When you feel the need to have a bowel movement, do it as soon as possible. Otherwise, the stool sits in the colon where it loses water so it becomes hard and dry. This is inconvenient at first but once you’ve followed the previous suggestion and established a pattern, it will bet better.
Do not strain or push when you are moving your bowels. If you keep the stool soft, you won’t have to.
For the same reason, don’t rush by forcing the stool out. On the other hand, do not dawdle on the toilet. Do your business and get up. Use stool softeners if you need to, but not laxatives!
Some nutritional pointers:
As we’ve already said, increase your fiber intake (fruits, veggies, beans, whole wheat, bran)
Carry a bag of fresh fruit/vegetable chunks and whole grain crackers in the truck with you. Munch on these as you motor along!
Increase your consumption of water. Don’t load up on other types of fluids though: coffee has caffeine; sodas have sugar (or chemicals if they are diet); juices are too concentrated; alcohol is drying. Stick to water. You’ll learn to love it. (And, your bladder will also get used to the additional fluid so you won’t always have to urinate every hour!)
Keep a food diary listing foods and symptoms to get a handle on which foods bother you. That way you can avoid foods that clearly irritate your hemorrhoids.
Avoid heavy lifting. If you must do it, do not hold your breath. Way too much pressure build-up!
Wear cotton underwear so as to stay nice and dry.
Change your position as often as possible. Shift your butt frequently. Get out and stretch whenever you can. Rather than sit for your whole lunch break (you’ve done enough sitting), stand up and stretch, bend, take a short walk…anything to get your circulation moving.

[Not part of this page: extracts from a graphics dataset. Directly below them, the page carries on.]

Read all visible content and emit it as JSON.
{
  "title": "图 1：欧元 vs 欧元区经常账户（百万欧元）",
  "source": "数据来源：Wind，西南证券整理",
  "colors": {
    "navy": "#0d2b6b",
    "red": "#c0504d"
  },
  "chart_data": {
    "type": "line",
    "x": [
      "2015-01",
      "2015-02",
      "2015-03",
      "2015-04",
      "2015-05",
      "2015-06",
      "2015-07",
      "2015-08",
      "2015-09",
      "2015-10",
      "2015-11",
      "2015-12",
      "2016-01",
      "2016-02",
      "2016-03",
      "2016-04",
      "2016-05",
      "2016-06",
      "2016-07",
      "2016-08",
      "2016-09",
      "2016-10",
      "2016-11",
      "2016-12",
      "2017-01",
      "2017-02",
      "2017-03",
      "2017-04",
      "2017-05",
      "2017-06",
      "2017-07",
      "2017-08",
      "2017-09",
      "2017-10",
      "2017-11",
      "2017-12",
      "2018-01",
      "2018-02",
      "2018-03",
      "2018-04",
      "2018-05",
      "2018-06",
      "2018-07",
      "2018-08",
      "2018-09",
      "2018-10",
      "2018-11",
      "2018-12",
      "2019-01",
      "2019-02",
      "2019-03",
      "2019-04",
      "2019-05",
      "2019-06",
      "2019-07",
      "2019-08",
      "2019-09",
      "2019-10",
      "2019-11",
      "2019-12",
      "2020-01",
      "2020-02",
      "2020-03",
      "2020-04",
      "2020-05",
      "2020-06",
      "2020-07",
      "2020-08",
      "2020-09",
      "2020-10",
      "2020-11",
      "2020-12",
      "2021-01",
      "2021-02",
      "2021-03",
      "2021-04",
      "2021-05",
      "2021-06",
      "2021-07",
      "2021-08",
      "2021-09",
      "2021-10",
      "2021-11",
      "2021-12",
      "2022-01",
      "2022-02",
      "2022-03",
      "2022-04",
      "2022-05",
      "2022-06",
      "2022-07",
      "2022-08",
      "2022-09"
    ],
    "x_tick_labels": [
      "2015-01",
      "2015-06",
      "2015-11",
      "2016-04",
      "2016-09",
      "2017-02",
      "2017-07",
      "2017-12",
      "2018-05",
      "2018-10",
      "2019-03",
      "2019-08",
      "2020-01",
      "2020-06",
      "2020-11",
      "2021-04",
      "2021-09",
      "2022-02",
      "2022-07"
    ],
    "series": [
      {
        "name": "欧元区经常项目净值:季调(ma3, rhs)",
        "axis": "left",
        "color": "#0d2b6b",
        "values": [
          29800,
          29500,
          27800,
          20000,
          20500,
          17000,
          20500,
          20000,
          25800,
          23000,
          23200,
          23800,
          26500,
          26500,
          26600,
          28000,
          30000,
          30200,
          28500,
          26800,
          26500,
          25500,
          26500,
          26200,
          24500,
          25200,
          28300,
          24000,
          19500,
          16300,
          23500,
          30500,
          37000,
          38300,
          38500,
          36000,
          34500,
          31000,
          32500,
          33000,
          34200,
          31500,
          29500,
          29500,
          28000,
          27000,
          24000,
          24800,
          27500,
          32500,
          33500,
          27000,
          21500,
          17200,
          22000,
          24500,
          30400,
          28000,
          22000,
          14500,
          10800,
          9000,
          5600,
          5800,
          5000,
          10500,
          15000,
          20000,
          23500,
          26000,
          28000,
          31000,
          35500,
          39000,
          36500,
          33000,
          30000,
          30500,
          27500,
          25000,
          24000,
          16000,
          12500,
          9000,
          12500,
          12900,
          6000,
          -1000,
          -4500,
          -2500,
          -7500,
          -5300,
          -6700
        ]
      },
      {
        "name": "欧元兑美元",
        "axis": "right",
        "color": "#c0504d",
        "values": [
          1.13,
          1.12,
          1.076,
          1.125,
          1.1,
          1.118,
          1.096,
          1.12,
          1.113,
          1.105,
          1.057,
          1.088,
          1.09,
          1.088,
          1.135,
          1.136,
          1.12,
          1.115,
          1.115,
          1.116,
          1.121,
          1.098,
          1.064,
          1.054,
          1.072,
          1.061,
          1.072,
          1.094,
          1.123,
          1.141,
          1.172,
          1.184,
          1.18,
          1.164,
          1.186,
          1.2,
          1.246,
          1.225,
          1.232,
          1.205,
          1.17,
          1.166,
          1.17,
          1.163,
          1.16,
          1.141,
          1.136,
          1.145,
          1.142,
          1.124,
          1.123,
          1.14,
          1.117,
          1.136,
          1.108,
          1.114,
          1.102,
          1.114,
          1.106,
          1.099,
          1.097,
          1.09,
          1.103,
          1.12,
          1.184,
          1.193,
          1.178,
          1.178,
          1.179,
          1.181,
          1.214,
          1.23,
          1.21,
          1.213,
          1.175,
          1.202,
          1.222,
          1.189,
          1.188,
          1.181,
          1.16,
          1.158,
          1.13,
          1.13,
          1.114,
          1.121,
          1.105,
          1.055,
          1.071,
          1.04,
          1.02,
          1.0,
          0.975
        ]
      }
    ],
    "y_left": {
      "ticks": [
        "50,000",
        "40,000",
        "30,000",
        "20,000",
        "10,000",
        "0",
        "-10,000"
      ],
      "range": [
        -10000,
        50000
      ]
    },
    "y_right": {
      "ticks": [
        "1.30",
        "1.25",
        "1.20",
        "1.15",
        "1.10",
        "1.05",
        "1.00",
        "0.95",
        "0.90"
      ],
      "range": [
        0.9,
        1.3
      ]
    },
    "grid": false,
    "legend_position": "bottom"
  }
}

Keep your anal area scrupulously clean. Do not use perfumed soaps or wipes. Pat the area gently dry; do not rub!
If you’re having a flare-up:
- Apply ice frequently. You have room in your truck for an insulated container. Pack a few commercial ice packs and re-freeze them at night.
- Apply moist warmth at least during the evenings when your day is over.
- Take a sitz bath (that just means soak your rear end in warm water).
- Sleep on your side to relieve pressure.
- Put pads next to your anal skin that have been soaked in witch hazel.
- Use over-the-counter (OTC) creams, suppositories, and ointments.
- Use pain relievers such as tylenol or motrin if needed.
Don’t despair! You can regain your life. The steps listed above take a bit of effort in the beginning but it will get easier. I promise, and I also promise that your effort will be rewarded! Happy truckin’!